Problems on Ages Quiz Set 018

The ages of the calves are in an AP with d = 4, n = 10, and sum S = 280. We have to find the first term a. We know S = ${n/2} × (2a + (n-1)d)$ Putting the values 280 = ${10/2} × (2a + (10-1)×4)$. Solving, get a = 10 years.

Let the ages of three friends be 2r, 23r and 3r. The youngest of these is 2r. We have been given their sum 3 years back. So (2 + 23 + 3)r - (3 × 3) = 159. Solving, we get r = 6. The youngest is 2 × 6 = 12 years.

The ratio of ages of A and B is given as ${29/10}$, which is same as: $2{9/10}$. So we can write the present ages of A and B, respectively, as 29r and 10r years. 4 years later the age of A is $29r + 4 = 381$ which gives r = 13. The age of B, therefore, is 10r = 10 × 13 = 130 years.

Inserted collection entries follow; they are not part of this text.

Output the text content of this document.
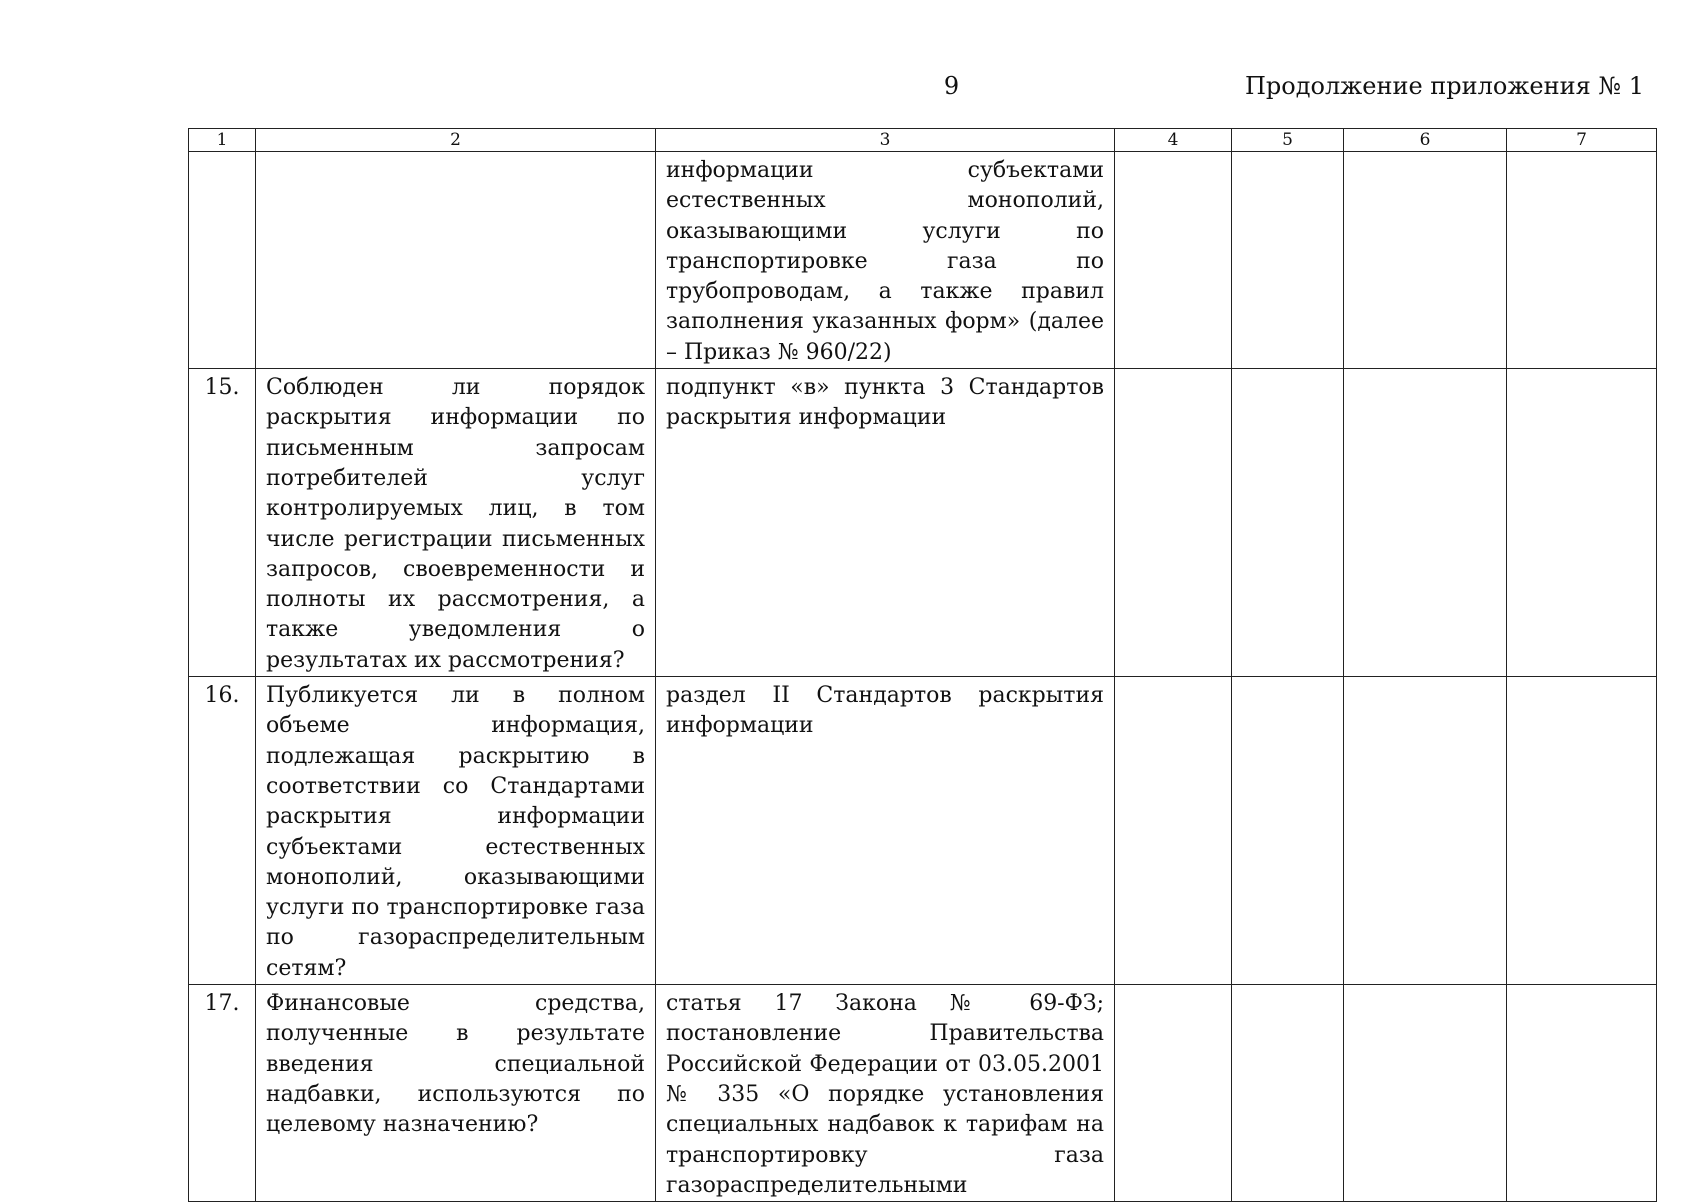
9	Продолжение приложения № 1
1	2	3	4	5	6	7
		информации субъектами естественных монополий, оказывающими услуги по транспортировке газа по трубопроводам, а также правил заполнения указанных форм» (далее – Приказ № 960/22)				
15.	Соблюден ли порядок раскрытия информации по письменным запросам потребителей услуг контролируемых лиц, в том числе регистрации письменных запросов, своевременности и полноты их рассмотрения, а также уведомления о результатах их рассмотрения?	подпункт «в» пункта 3 Стандартов раскрытия информации				
16.	Публикуется ли в полном объеме информация, подлежащая раскрытию в соответствии со Стандартами раскрытия информации субъектами естественных монополий, оказывающими услуги по транспортировке газа по газораспределительным сетям?	раздел II Стандартов раскрытия информации				
17.	Финансовые средства, полученные в результате введения специальной надбавки, используются по целевому назначению?	статья 17 Закона № 69-ФЗ; постановление Правительства Российской Федерации от 03.05.2001 № 335 «О порядке установления специальных надбавок к тарифам на транспортировку газа газораспределительными				
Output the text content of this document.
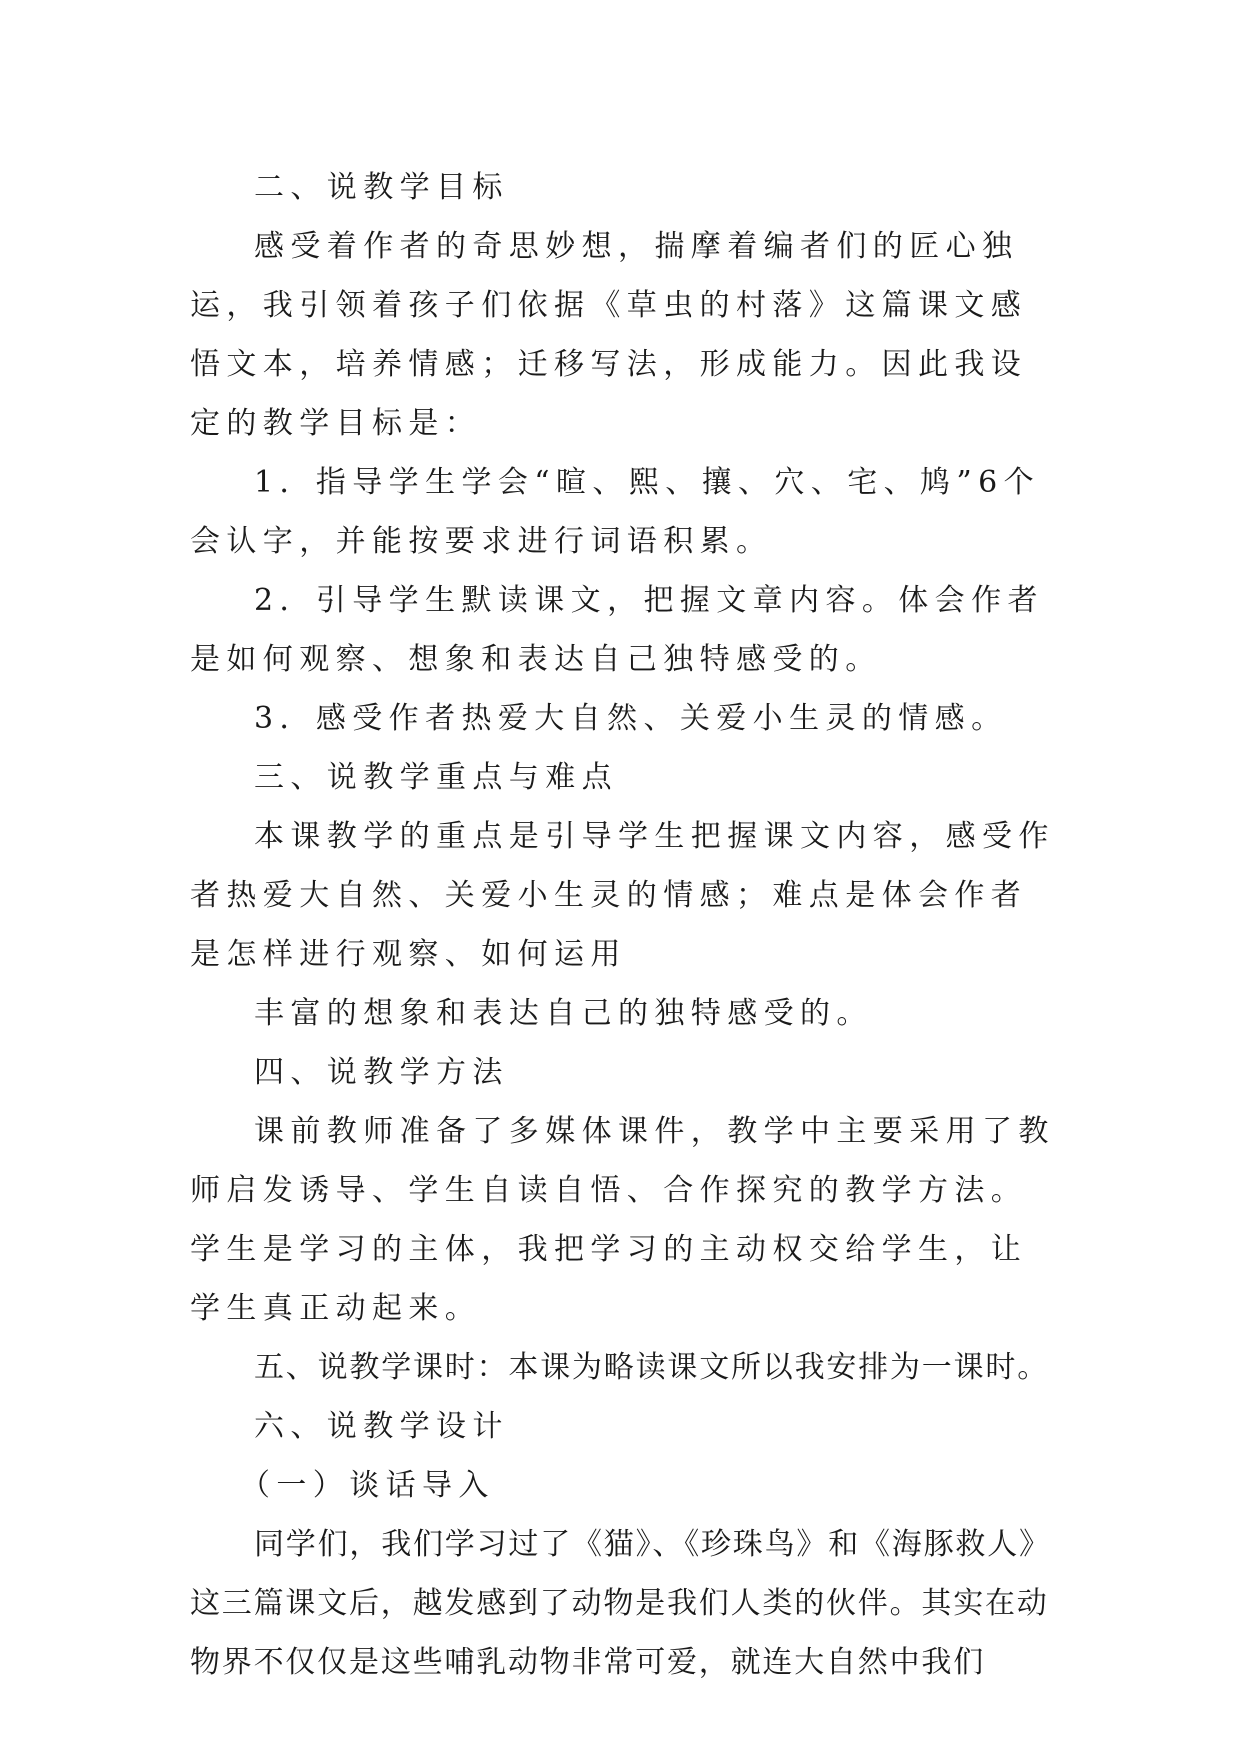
二、说教学目标

感受着作者的奇思妙想，揣摩着编者们的匠心独运，我引领着孩子们依据《草虫的村落》这篇课文感悟文本，培养情感；迁移写法，形成能力。因此我设定的教学目标是：

1．指导学生学会“暄、熙、攘、穴、宅、鸠”6个会认字，并能按要求进行词语积累。

2．引导学生默读课文，把握文章内容。体会作者是如何观察、想象和表达自己独特感受的。

3．感受作者热爱大自然、关爱小生灵的情感。

三、说教学重点与难点

本课教学的重点是引导学生把握课文内容，感受作者热爱大自然、关爱小生灵的情感；难点是体会作者是怎样进行观察、如何运用

丰富的想象和表达自己的独特感受的。

四、说教学方法

课前教师准备了多媒体课件，教学中主要采用了教师启发诱导、学生自读自悟、合作探究的教学方法。学生是学习的主体，我把学习的主动权交给学生，让学生真正动起来。

五、说教学课时：本课为略读课文所以我安排为一课时。

六、说教学设计

（一）谈话导入

同学们，我们学习过了《猫》、《珍珠鸟》和《海豚救人》这三篇课文后，越发感到了动物是我们人类的伙伴。其实在动物界不仅仅是这些哺乳动物非常可爱，就连大自然中我们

The ratio of ages of A and B is given as ${9/4}$, which is same as: $2{1/4}$. So we can write the present ages of A and B, respectively, as 9r and 4r years. 3 years later the age of A is $9r + 3 = 102$ which gives r = 11. The age of B, therefore, is 4r = 4 × 11 = 44 years.

Let the ages after 5 years be a - d, a and a + d. The sum is given to us. So (a - d) + a + (a + d) = 3a = 99. We get a = 99/3 = 33. So, the age of the middle friend today is a - 5 = 28 years.